Ora, no artigo 2.º da Convenção Europeia é determinante de extradição facto punível com pena privativa de liberdade com duração máxima de pelo menos um ano.

Portugal formulou a seguinte reserva: “Portugal só admitirá a extradição por crime punível com pena privativa de liberdade superior a um ano”.

Já a Lei n.º 144/99 se contenta com pena ou medida privativa de liberdade de duração máxima não inferior a um ano.

O mesmo se prevê no Tratado México, artigo 2º. n.º 2, e no Tratado Tunísia, artigo 2.º, n.º 1.

O n.º 2 do artigo 2.º, nos termos em que está formulado, “may be”, não assume uma posição normativa evidente.

Porventura, para assumir significado efectivo, deveria conter uma norma do tipo da do n.º 2 do artigo 5.º da Convenção Europeia, na redacção do Segundo Protocolo Adicional, ou do n.º 5 do artigo 2.º do Tratado Tunísia ( note-se que o Tratado México prevê no artigo 2.º, n.º 6, que “A extradição por infracções em matéria fiscal, de direitos aduaneiros e cambial processa-se nas condições previstas no presente Tratado).

“Artigo 3.º
Lugar da infracção”

O artigo 3.º tem a ver com o que se entende como lugar de cometimento da infracção que suporta o pedido de extradição.

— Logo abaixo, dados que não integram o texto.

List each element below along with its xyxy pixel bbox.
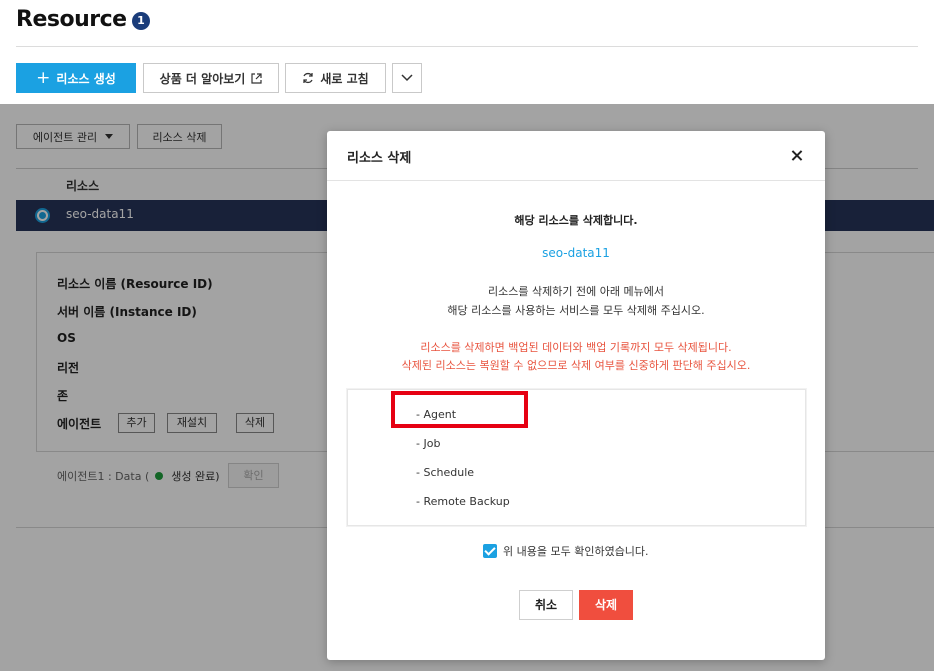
- acknowledge-label: 위 내용을 모두 확인하였습니다.: [503, 545, 649, 558]
- modal-heading: 해당 리소스를 삭제합니다.: [514, 214, 638, 227]
- modal-info-line-2: 해당 리소스를 사용하는 서비스를 모두 삭제해 주십시오.: [447, 304, 705, 317]
- more-dropdown-button[interactable]: [392, 63, 422, 93]
- cancel-button[interactable]: 취소: [519, 590, 573, 620]
- chevron-down-icon: [401, 74, 413, 82]
- create-resource-label: 리소스 생성: [56, 71, 116, 86]
- modal-header: 리소스 삭제: [327, 131, 825, 181]
- delete-button[interactable]: 삭제: [579, 590, 633, 620]
- service-item-remote-backup: - Remote Backup: [416, 495, 510, 508]
- acknowledge-checkbox-row[interactable]: 위 내용을 모두 확인하였습니다.: [483, 543, 649, 559]
- learn-more-button[interactable]: 상품 더 알아보기: [143, 63, 279, 93]
- modal-warning-line-1: 리소스를 삭제하면 백업된 데이터와 백업 기록까지 모두 삭제됩니다.: [420, 341, 732, 354]
- title-divider: [16, 46, 918, 47]
- learn-more-label: 상품 더 알아보기: [159, 71, 246, 86]
- external-link-icon: [251, 72, 262, 84]
- refresh-label: 새로 고침: [320, 71, 369, 86]
- create-resource-button[interactable]: + 리소스 생성: [16, 63, 136, 93]
- modal-info-line-1: 리소스를 삭제하기 전에 아래 메뉴에서: [488, 285, 664, 298]
- delete-resource-modal: 리소스 삭제 해당 리소스를 삭제합니다. seo-data11 리소스를 삭제…: [327, 131, 825, 660]
- service-item-schedule: - Schedule: [416, 466, 475, 479]
- checkbox-checked-icon[interactable]: [483, 544, 497, 558]
- close-icon[interactable]: [789, 148, 805, 164]
- modal-resource-name: seo-data11: [542, 246, 610, 260]
- modal-warning-line-2: 삭제된 리소스는 복원할 수 없으므로 삭제 여부를 신중하게 판단해 주십시오…: [401, 359, 751, 372]
- refresh-icon: [303, 72, 313, 84]
- modal-title: 리소스 삭제: [347, 151, 412, 166]
- service-item-job: - Job: [416, 437, 441, 450]
- highlight-annotation: [391, 391, 528, 428]
- refresh-button[interactable]: 새로 고침: [285, 63, 386, 93]
- page-title: Resource: [16, 7, 127, 32]
- count-badge: 1: [132, 12, 150, 30]
- plus-icon: +: [36, 67, 51, 88]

A matéria implica com o que se entende por lugar da prática da infracção, nos termos do artigo 7.º do Código Penal português.

Considerando a plasticidade da formulação, achar-se-ia preferível uma formulação próxima do artigo 7.º da Convenção Europeia.

“Artigo 4.º
Extradição de nacionais”

O artigo 4.º respeita à extradição de nacionais dispondo de modo diverso do comummente aceite, embora a regra apresentada, “Nothing in this treaty shall preclude the extradition by the Requested State of its nationals”, tenha similitude com a do n.º 1 do artigo 7.º da Convenção, estabelecida com base no artigo K.3 do Tratado da União Europeia, Relativa à Extradição entre os Estados Membros da União Europeia.

A verdade é que, em princípio, não é admitida a extradição de cidadãos nacionais do Estado requerido, o que também é a posição do nosso direito constitucional. Em conformidade com este regime, aliás, é que Portugal formulou uma declaração ao abrigo do n.º 2 do artigo 7.º da Convenção acabada de mencionar, sobre as condições de autorização da extradição de cidadãos portugueses [10].

A única possibilidade de extradição de cidadãos portugueses é a prevista no artigo 33.º, n.º 3, da Constituição.

Este preceito tem o seu desenvolvimento na Lei n.º 144/99, no artigo 32.º, especialmente nos números 2 a 6, devendo estes desenvolvimentos servir de parâmetro de definição da norma a inscrever.

“Artigo 5.º
Infracções de natureza política”

O artigo 5.º autonomiza a recusa de extradição com base na natureza política da infracção.

A expressão gramatical do número 1 suscita a reserva derivada de uma formulação facultativa “may be refused”. Ora, nos termos constitucionais, “não é admitida extradição por motivos políticos”, não ficando na faculdade do Estado deferir, nesses casos, o pedido.

O número 2 lista infracções que se não consideram de natureza política.

Na alínea a) prevêem-se ofensas no âmbito da Convenção para a Repressão da Captura Ilícita de Aeronaves, de 16.12.70 [11];

Na alínea b) prevêem-se ofensas no âmbito da Convenção para a Repressão de Actos Ilícitos contra a Segurança da Aviação Civil [12];

Na alínea c) indicam-se infracções à Convenção sobre a Prevenção e Repressão de Crimes contra Pessoas gozando de Protecção Internacional, incluindo os Agentes Diplomáticos [13];

Na alínea d), a Convenção Internacional contra a Tomada de Reféns [14].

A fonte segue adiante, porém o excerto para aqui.